El Tribunal Constitucional anuló el pasado martes el impuesto de plusvalía municipal cobrado por los ayuntamientos en España. El tribunal de garantías, en una sentencia ponencia del magistrado Ricardo Enríquez, entiende que el cálculo del impuesto es inconstitucional. Comprenden «que el sistema de cómputo objetivo no se corresponde con la realidad, afectando al principio de capacidad económica recogido en el artículo 31 de la Constitución española.»

 

Una decisión tomada por 9 magistrados tras la abstención de Juan Antonio Xiol y la baja médica del magistrado Alfredo Montoya. A estos votos hay que añadir los votos particulares de los magistrados del sector progresista María Luisa Balaguer y Cándido Conde-Pumpido más el voto concurrente del presidente Juan José González Rivas.

Esta es la respuesta del Tribunal a la propuesta elevada por la Sala de lo Contencioso-Administrativo del Tribunal Superior de Justicia de Andalucía «sobre los artículos 107.1, 107.2 a) y 107.4 del Real Decreto Legislativo 2/2004 por el que se aprobó el texto refundido de la Ley Reguladora de las Haciendas Locales

De este modo consideran los artículos como inconstitucionales y nulos por su método «objetivo de determinación de la base imponible del Impuesto sobre el Incremento del Valor de los Terrenos de Naturaleza Urbana». Algo que, añaden, «determina que siempre haya existido aumento en el valor de los terrenos durante el periodo de la imposición, con independencia de que haya existido ese incremento y de la cuantía real de ese incremento.»

Sentencia sin efecto retroactivo

La sentencia del Alto Tribunal anula de facto al completo el gravamen. Por eso será imposible que los ayuntamientos puedan cobrar esta plusvalía municipal de ahora en adelante. Hay una salvedad, si el legislador prevé una nueva fórmula que se adecue a la doctrina constitucional, algo a lo que apunta la sentencia.

A falta del contenido íntegro que se dará a conocer en los próximos días, también que dicha resolución no tendrá efectos retroactivos.

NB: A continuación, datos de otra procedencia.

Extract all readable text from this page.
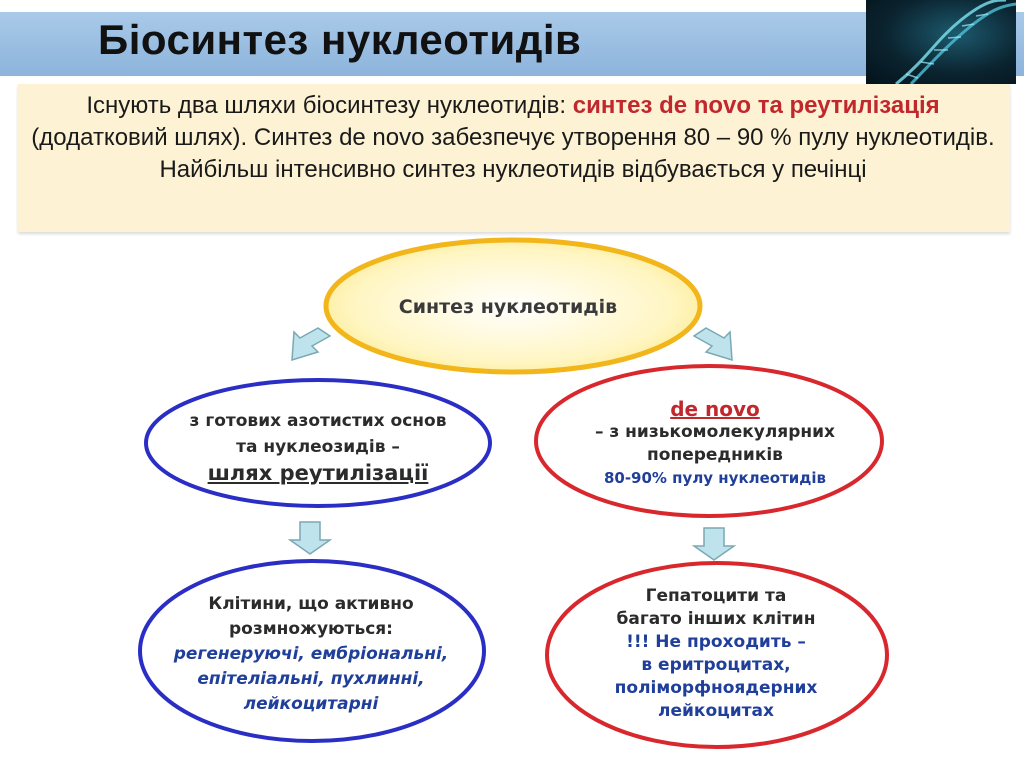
Біосинтез нуклеотидів
Існують два шляхи біосинтезу нуклеотидів: синтез de novo та реутилізація (додатковий шлях). Синтез de novo забезпечує утворення 80 – 90 % пулу нуклеотидів. Найбільш інтенсивно синтез нуклеотидів відбувається у печінці
Синтез нуклеотидів
з готових азотистих основ
та нуклеозидів –
шлях реутилізації
de novo
– з низькомолекулярних
попередників
80-90% пулу нуклеотидів
Клітини, що активно
розмножуються:
регенеруючі, ембріональні,
епітеліальні, пухлинні,
лейкоцитарні
Гепатоцити та
багато інших клітин
!!! Не проходить –
в еритроцитах,
поліморфноядерних
лейкоцитах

El golpe de gracia para el impuesto de plusvalía que ya en 2019 se declaró inconstitucional por «la plusvalía municipal cuando la cuota es superior al incremento patrimonial». Antes, en 2017, el mismo tribunal también declaró inconstitucionales otros dos artículos del «real decreto -107.1, 107.2 a) y 110.4- en la medida que sometía a tributación situaciones de inexistencia de incrementos de valor del inmueble.» Una anulación que obligó a que «ese impuesto no gravase en ningún caso actos o hechos que no fuesen exponentes de una riqueza real o potencial.»